An estimated 150 persons gathered for the morning and afternoon services. Among those in attendance were the church’s oldest members, sisters, Mrs. Emma Ralston and Mrs. Ruby Gault, who joined the church in April, 1909.
During Rev. Phil Price’s pastorate, extensive work was done to improve the comfort of the sanctuary. Using monies from a "new church building fund," new dry wall and insulation were added to the sanctuary walls. Ductwork and a new heat pump/air conditioner were installed for the sanctuary. New carpeting and pew cushions were added.
After examination by a structural engineer, the Church Steeple had to be removed in 2012 after it had been damaged during a violent thunderstorm. The hundred year old slate shingles fell from the structure onto the ground. During removal, the remaining slate shingles and the metal portion of the steeple were preserved.
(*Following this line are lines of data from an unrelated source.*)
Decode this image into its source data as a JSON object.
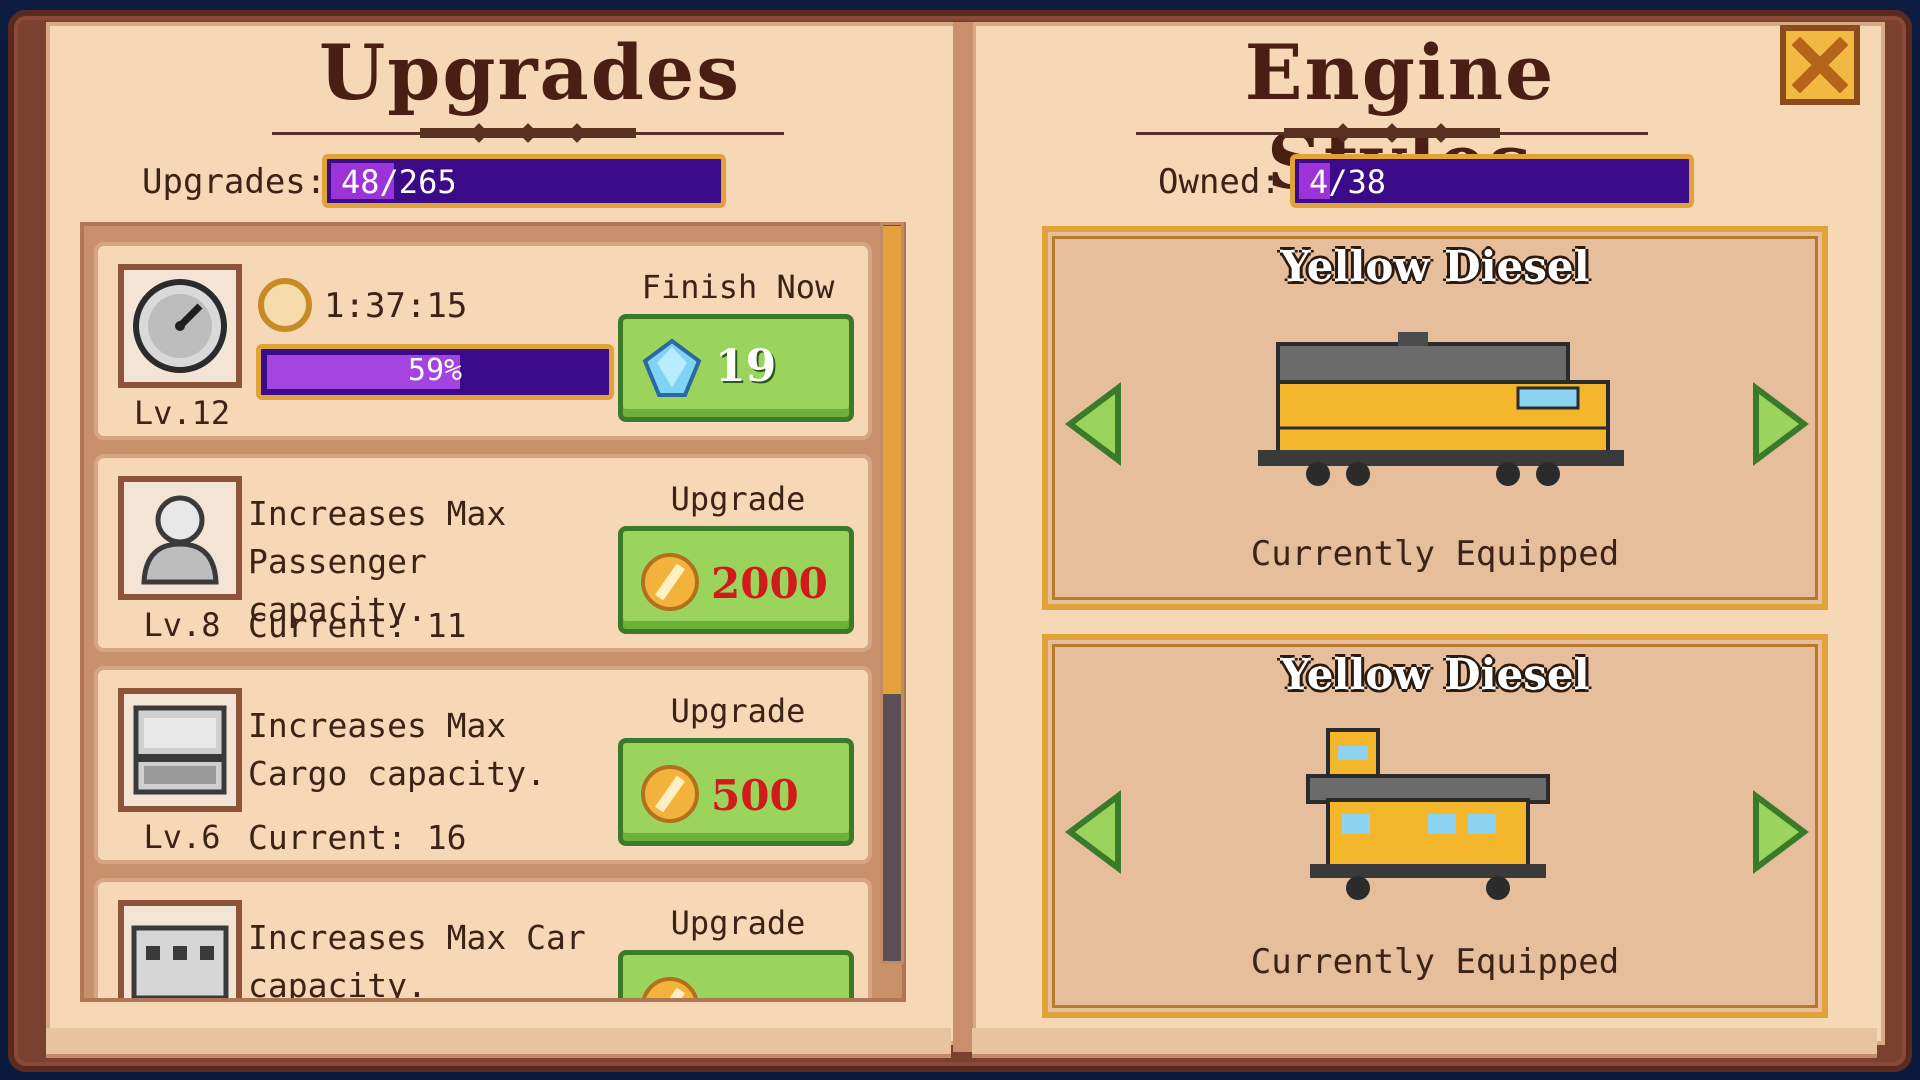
{
  "left_page": {
    "title": "Upgrades",
    "counter_label": "Upgrades:",
    "counter_value": "48/265",
    "counter_progress": 0.18
  },
  "upgrades": [
    {
      "icon": "speedometer-icon",
      "level": "Lv.12",
      "timer": "1:37:15",
      "progress_text": "59%",
      "progress": 0.59,
      "action_label": "Finish Now",
      "cost": "19",
      "currency_icon": "gem-icon"
    },
    {
      "icon": "passenger-icon",
      "level": "Lv.8",
      "description": "Increases Max Passenger capacity.",
      "current": "Current: 11",
      "action_label": "Upgrade",
      "cost": "2000",
      "currency_icon": "coin-icon"
    },
    {
      "icon": "cargo-icon",
      "level": "Lv.6",
      "description": "Increases Max Cargo capacity.",
      "current": "Current: 16",
      "action_label": "Upgrade",
      "cost": "500",
      "currency_icon": "coin-icon"
    },
    {
      "icon": "train-car-icon",
      "description": "Increases Max Car capacity.",
      "action_label": "Upgrade",
      "currency_icon": "coin-icon"
    }
  ],
  "right_page": {
    "title": "Engine Styles",
    "counter_label": "Owned:",
    "counter_value": "4/38",
    "counter_progress": 0.1
  },
  "styles": [
    {
      "name": "Yellow Diesel",
      "status": "Currently Equipped",
      "image": "yellow-diesel-locomotive"
    },
    {
      "name": "Yellow Diesel",
      "status": "Currently Equipped",
      "image": "yellow-diesel-caboose"
    }
  ],
  "colors": {
    "page": "#f6d7b6",
    "book_cover": "#7a4030",
    "title": "#4a1e12",
    "bar_bg": "#3a0a88",
    "bar_fill": "#9c33d9",
    "bar_border": "#e1a23a",
    "button_green": "#9bd45c",
    "price_red": "#d11a1a"
  }
}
It was the wish of Wynunne McCamy Anderson (baptized as an infant in this church at 2 weeks old in 1915) to have the downstairs dining/fellowship area improved. Funds left to the church from her estate paid for the new paint and improvements downstairs.
The Pastor’s office, secretary's office, parlor, and nursery also received new paint, carpet, upholstery in 2013.
Mrs. Richard M. Barry (Hattie Hambright), who had been the church organist, gave her Pilcher Pipe Organ (Valued at $5000) to the church in 1939. An addition and accommodations to the building were made to house the pipes and blower. The addition and organ were dedicated March 1939. Funding came in part from the Robertson (Music) Fund established at the time of Dr. L.L. Robertson’s death in 1924.
The organ console and the pipes have been refurbished twice. The first time was in 1989 by the Rigsby Organ Co., Knoxville, TN. The cost was $7,128.50 and it took 45 days to rebuild the console and install new pipe ranks. The second time was a five month period between November 2006- April 2007 by the Miller Organ Co., Louisville, KY. The cost was $43,322 to do extensive work to the console and pipes, going from pneumatic to solid state system.
Material for this account was taken from the Historical Survey for the Transylvania Presbytery 1977; Edwin Hanna’s Centennial Celebration Report; Wade Hall’s article “Presbyterian Work in the Kentucky Mountains: A 19th Century Sampler,” published in Appalachian Heritage 1985; Presbyterian Women's History of the Church compiled by Mrs. H.H. Sprague, Church Historian; and recent church records.